» 「譲渡のメリット」

会社全体や事業の一部を、M&Aを活用して譲渡する企業が近年特に増えています。

企業がM&Aを活用するのは色々な目的がありますが、大きく分けると後継者問題と経営戦略として捉えたM&Aに区分されます。

会社譲渡で承継問題を解決へ

経営者の高齢化に伴い、会社を引継ぐ人物を決めなくてはいけない状態であるにもかかわらず、経営者の親族に後継者がおらず、従業員に引き継がせようとしても資産面や能力などの問題で実現できない企業が増えています。

承継問題

廃業は最悪の選択

後継者が見つからない場合、廃業を考える経営者もいらっしゃいますが、廃業は経営者にとっても、従業員、取引先にとっても最悪の選択と言えます。

廃業してしまうと、商品在庫や会社の建物、土地などは処分価格となってしまい、価値は半値以下になってしまいます。

また金融機関から融資を受けている場合は、その個人保証を経営者が担っていることがほとんどですから、廃業によって全ての債務を経営者個人が背負うことになってしまいます。

さらに、経営者が長年にわたって築き上げてきたノウハウや技術などが消滅してしまうだけでなく、長年一緒に頑張ってくれた従業員は職を失い、取引先も大きな打撃を受けることになります。

だからと言って、子供に会社の将来を押し付けてしまうと、経営に対する資質が無かった場合には、苦労を押し付けることになってしまいます。

また、業界の先行きが不安な場合も同様です。

承継問題でM&Aを活用する意味

M&Aを活用して、会社を売却し事業を引継いでもらった場合は、仮に社名が変わったとしても、事業そのものは引き継がれていきます。

会社にブランド力があり、信用力や顧客などが多く存在していれば、社名はそのまま継続される場合もあります。
そして何より、従業員の雇用は守られ、得意先との取引も守られるため、安心して任せることができます。

事業存続

事業の存続・拡大へ

M&Aによって会社を売却すると、経営権は買収企業に移ります。
一般的に買収企業は大手企業が多く、その会社の信用力や資本、経営資源、ノウハウや技術、販売ルート、商品開発力、マーケティング力などを導入することになり、以前は持っていなかった、もしくは弱かった部分を強化・補うことができるようになります。

すなわち、大手企業と同等の資本力や信用力などを得たことになり、必然的に企業体質の強化と業績の向上にもつながっていきます。

従業員にとっては、仕事領域の拡大や新たな仕事の経験などの成長機会になり、それから得られる会社内での地位向上や給与額のアップなどが、更なる仕事へのモチベーションアップにもつながっていきます。

創業者利益確保

M&Aで会社を売却すると、売却益を手にすることができます。

これは経営者が創業者として、今まで苦労し、必死に育ててきた労力に対する報酬とも言えます。

利益は分離課税となり、税率が抑えられるために非常に有利と言えます。

この売却益で安心して老後を過ごせるだけでなく、応援してくれた家族にも報うことができます。

またアーリーリタイアし、創業者利益で悠々自適の生活を送ることも可能になります。

個人保証の解除

中小企業の場合は、金融機関から融資を受けている場合がほとんどでしょう。

その際には経営者が連帯保証をし、担保提供しているケースもあります。

廃業はこれらの債務を経営者個人が背負うことになってしまいますが、事業承継で会社を売却する場合は、買い手企業が債務も含めて引き受けることが一般的なため、解除することが可能になります。

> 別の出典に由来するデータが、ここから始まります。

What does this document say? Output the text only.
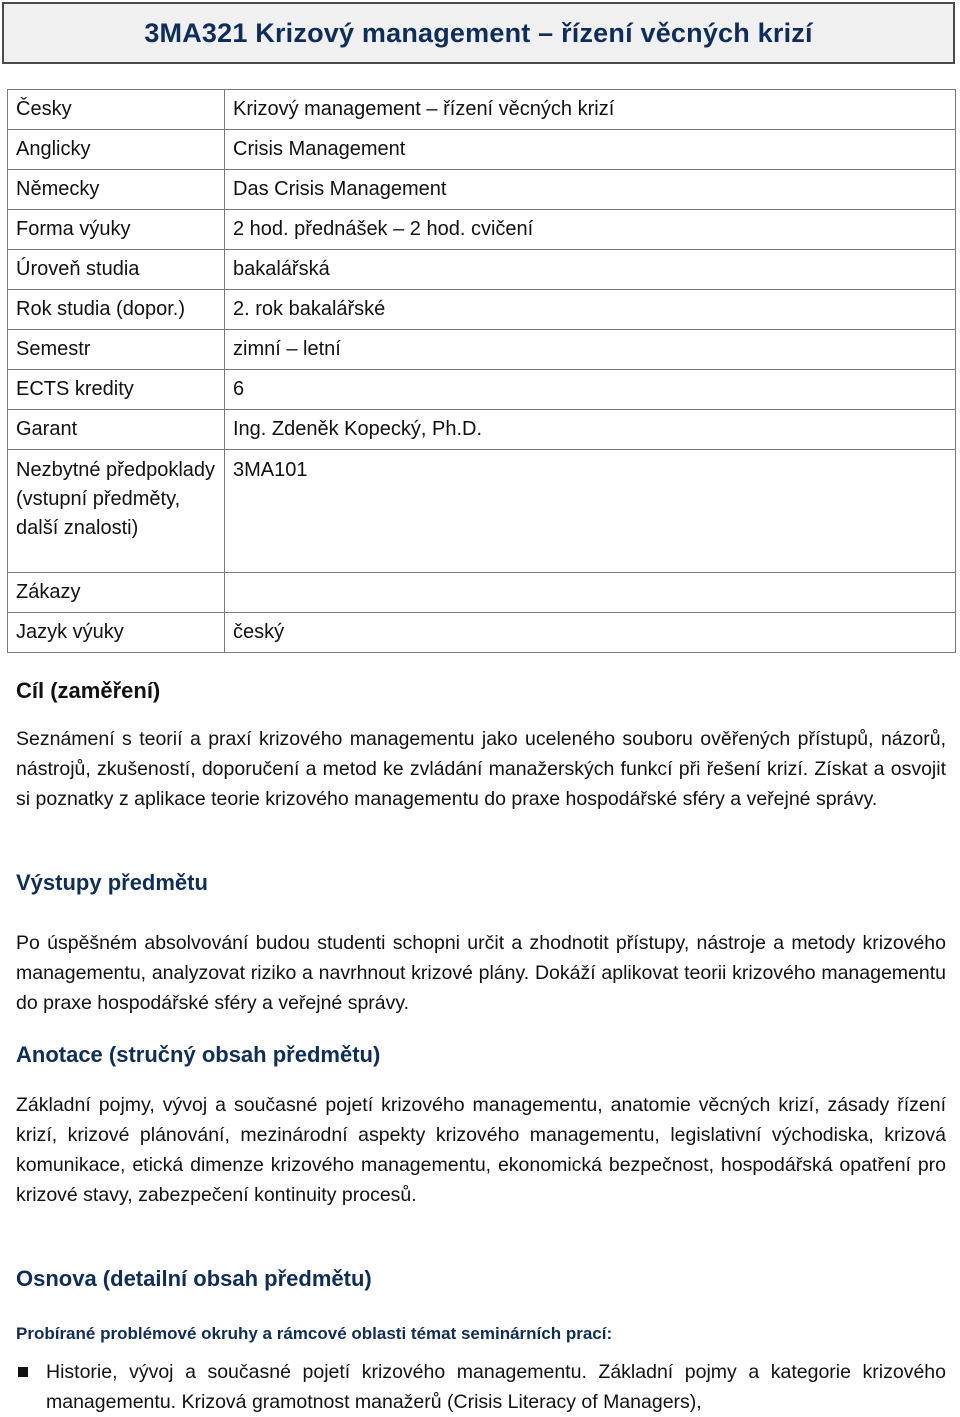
3MA321 Krizový management – řízení věcných krizí
Česky	Krizový management – řízení věcných krizí
Anglicky	Crisis Management
Německy	Das Crisis Management
Forma výuky	2 hod. přednášek – 2 hod. cvičení
Úroveň studia	bakalářská
Rok studia (dopor.)	2. rok bakalářské
Semestr	zimní – letní
ECTS kredity	6
Garant	Ing. Zdeněk Kopecký, Ph.D.
Nezbytné předpoklady (vstupní předměty, další znalosti)	3MA101
Zákazy	
Jazyk výuky	český
Cíl (zaměření)

Seznámení s teorií a praxí krizového managementu jako uceleného souboru ověřených přístupů, názorů, nástrojů, zkušeností, doporučení a metod ke zvládání manažerských funkcí při řešení krizí. Získat a osvojit si poznatky z aplikace teorie krizového managementu do praxe hospodářské sféry a veřejné správy.

Výstupy předmětu

Po úspěšném absolvování budou studenti schopni určit a zhodnotit přístupy, nástroje a metody krizového managementu, analyzovat riziko a navrhnout krizové plány. Dokáží aplikovat teorii krizového managementu do praxe hospodářské sféry a veřejné správy.

Anotace (stručný obsah předmětu)

Základní pojmy, vývoj a současné pojetí krizového managementu, anatomie věcných krizí, zásady řízení krizí, krizové plánování, mezinárodní aspekty krizového managementu, legislativní východiska, krizová komunikace, etická dimenze krizového managementu, ekonomická bezpečnost, hospodářská opatření pro krizové stavy, zabezpečení kontinuity procesů.

Osnova (detailní obsah předmětu)

Probírané problémové okruhy a rámcové oblasti témat seminárních prací:

Historie, vývoj a současné pojetí krizového managementu. Základní pojmy a kategorie krizového managementu. Krizová gramotnost manažerů (Crisis Literacy of Managers),
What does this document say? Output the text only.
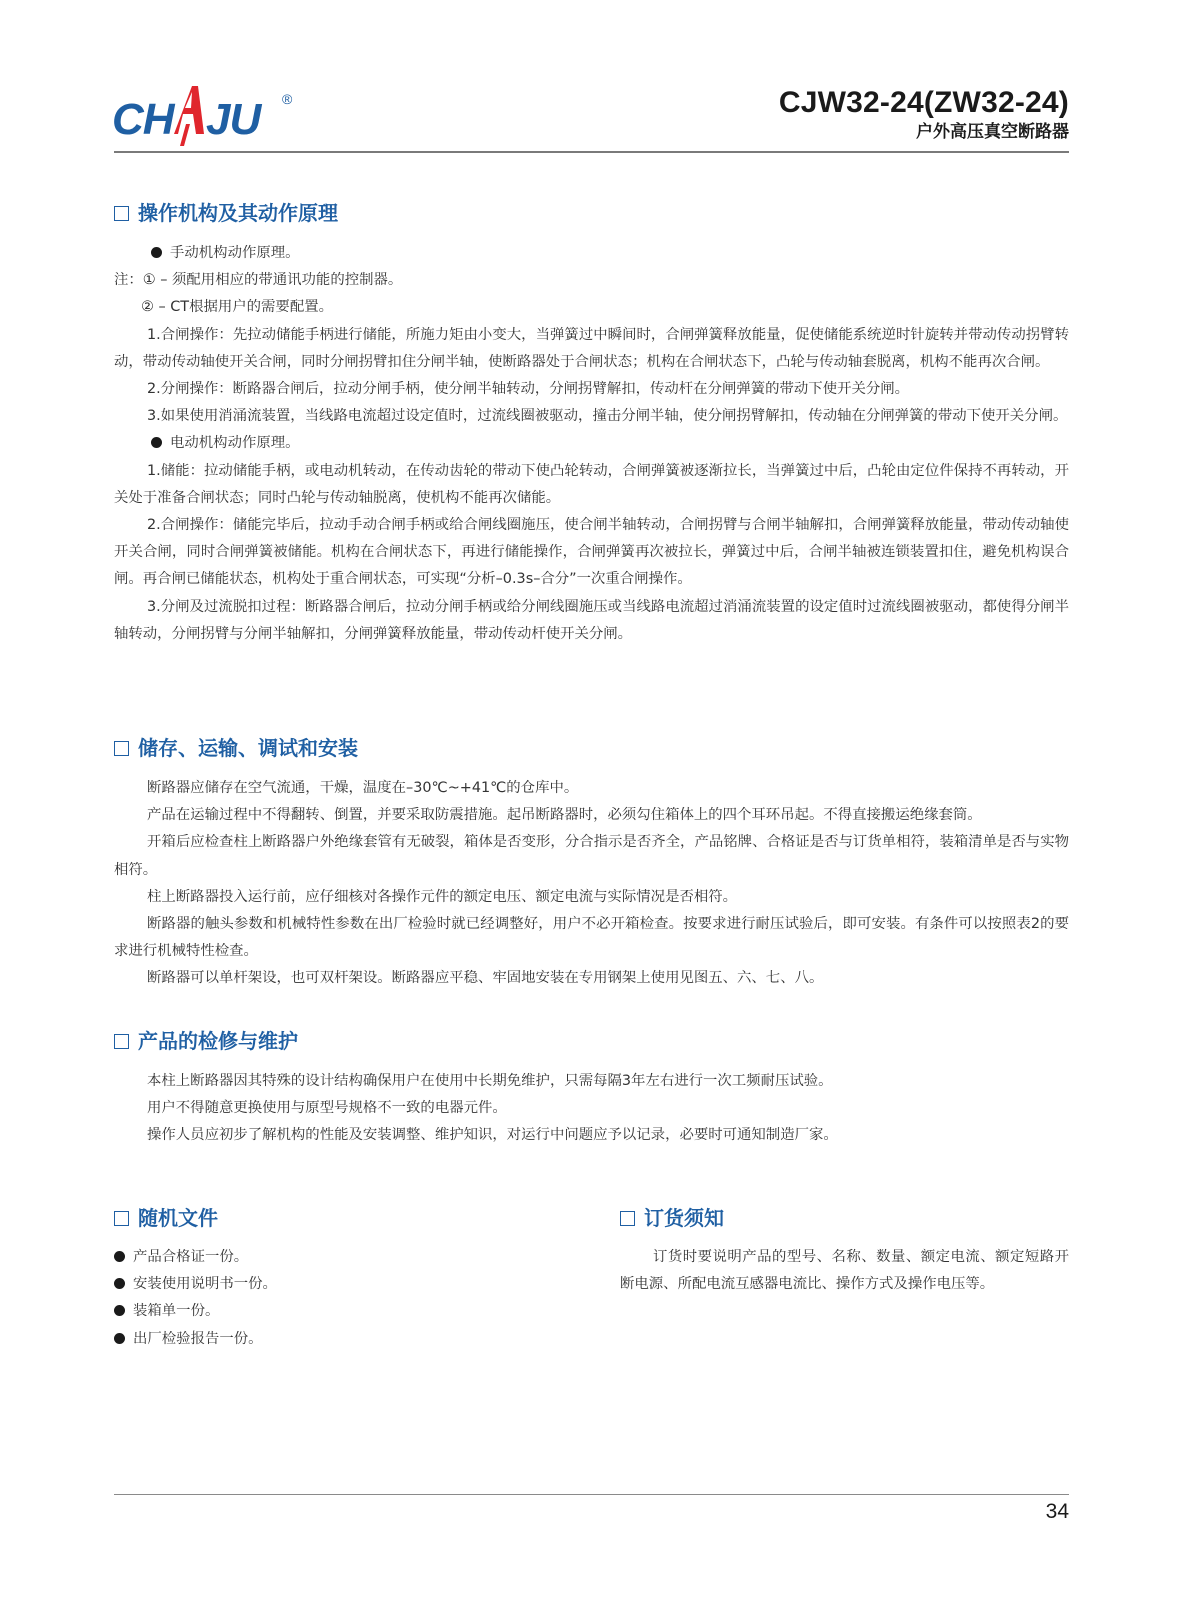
CH JU ®	CJW32-24(ZW32-24)
户外高压真空断路器
操作机构及其动作原理

手动机构动作原理。

注：① – 须配用相应的带通讯功能的控制器。

② – CT根据用户的需要配置。

1.合闸操作：先拉动储能手柄进行储能，所施力矩由小变大，当弹簧过中瞬间时，合闸弹簧释放能量，促使储能系统逆时针旋转并带动传动拐臂转动，带动传动轴使开关合闸，同时分闸拐臂扣住分闸半轴，使断路器处于合闸状态；机构在合闸状态下，凸轮与传动轴套脱离，机构不能再次合闸。

2.分闸操作：断路器合闸后，拉动分闸手柄，使分闸半轴转动，分闸拐臂解扣，传动杆在分闸弹簧的带动下使开关分闸。

3.如果使用消涌流装置，当线路电流超过设定值时，过流线圈被驱动，撞击分闸半轴，使分闸拐臂解扣，传动轴在分闸弹簧的带动下使开关分闸。

电动机构动作原理。

1.储能：拉动储能手柄，或电动机转动，在传动齿轮的带动下使凸轮转动，合闸弹簧被逐渐拉长，当弹簧过中后，凸轮由定位件保持不再转动，开关处于准备合闸状态；同时凸轮与传动轴脱离，使机构不能再次储能。

2.合闸操作：储能完毕后，拉动手动合闸手柄或给合闸线圈施压，使合闸半轴转动，合闸拐臂与合闸半轴解扣，合闸弹簧释放能量，带动传动轴使开关合闸，同时合闸弹簧被储能。机构在合闸状态下，再进行储能操作，合闸弹簧再次被拉长，弹簧过中后，合闸半轴被连锁装置扣住，避免机构误合闸。再合闸已储能状态，机构处于重合闸状态，可实现“分析–0.3s–合分”一次重合闸操作。

3.分闸及过流脱扣过程：断路器合闸后，拉动分闸手柄或给分闸线圈施压或当线路电流超过消涌流装置的设定值时过流线圈被驱动，都使得分闸半轴转动，分闸拐臂与分闸半轴解扣，分闸弹簧释放能量，带动传动杆使开关分闸。

储存、运输、调试和安装

断路器应储存在空气流通，干燥，温度在–30℃~+41℃的仓库中。

产品在运输过程中不得翻转、倒置，并要采取防震措施。起吊断路器时，必须勾住箱体上的四个耳环吊起。不得直接搬运绝缘套筒。

开箱后应检查柱上断路器户外绝缘套管有无破裂，箱体是否变形，分合指示是否齐全，产品铭牌、合格证是否与订货单相符，装箱清单是否与实物相符。

柱上断路器投入运行前，应仔细核对各操作元件的额定电压、额定电流与实际情况是否相符。

断路器的触头参数和机械特性参数在出厂检验时就已经调整好，用户不必开箱检查。按要求进行耐压试验后，即可安装。有条件可以按照表2的要求进行机械特性检查。

断路器可以单杆架设，也可双杆架设。断路器应平稳、牢固地安装在专用钢架上使用见图五、六、七、八。

产品的检修与维护

本柱上断路器因其特殊的设计结构确保用户在使用中长期免维护，只需每隔3年左右进行一次工频耐压试验。

用户不得随意更换使用与原型号规格不一致的电器元件。

操作人员应初步了解机构的性能及安装调整、维护知识，对运行中问题应予以记录，必要时可通知制造厂家。

随机文件

产品合格证一份。

安装使用说明书一份。

装箱单一份。

出厂检验报告一份。

订货须知

订货时要说明产品的型号、名称、数量、额定电流、额定短路开断电源、所配电流互感器电流比、操作方式及操作电压等。

34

そのため、今まで悩まされた債務から解放されることになります。

一部の事業を譲渡する場合のメリット

会社全体を譲渡するのではなく、一部の事業のみを譲渡するケースもあります。

その場合の目的やメリットは以下のようなものが挙げられます。

・不採算事業の売却

事業の中で、不採算部門だけを売却すれば、利益効率を高めることができ、なおかつその事業に掛けていた経営資源を他の事業に回すことができます。

・経営戦略上の判断による譲渡

経営戦略の重要事業であり、特に集中すべきと判断した事業に経営資源を集中するため、重要度が低い事業を売却して経営資源を確保するために活用できます。

・事業エリアの集中化

現在展開しているエリアの中で、今後は特定のエリアだけに絞って成長させたいと考えた場合、それ以外のエリアの事業を売却することに活用できます。

・新規事業のための資金

新たな事業に取り組む際に、既存事業を売却して、その売却益を新規事業の構築に回すことができます。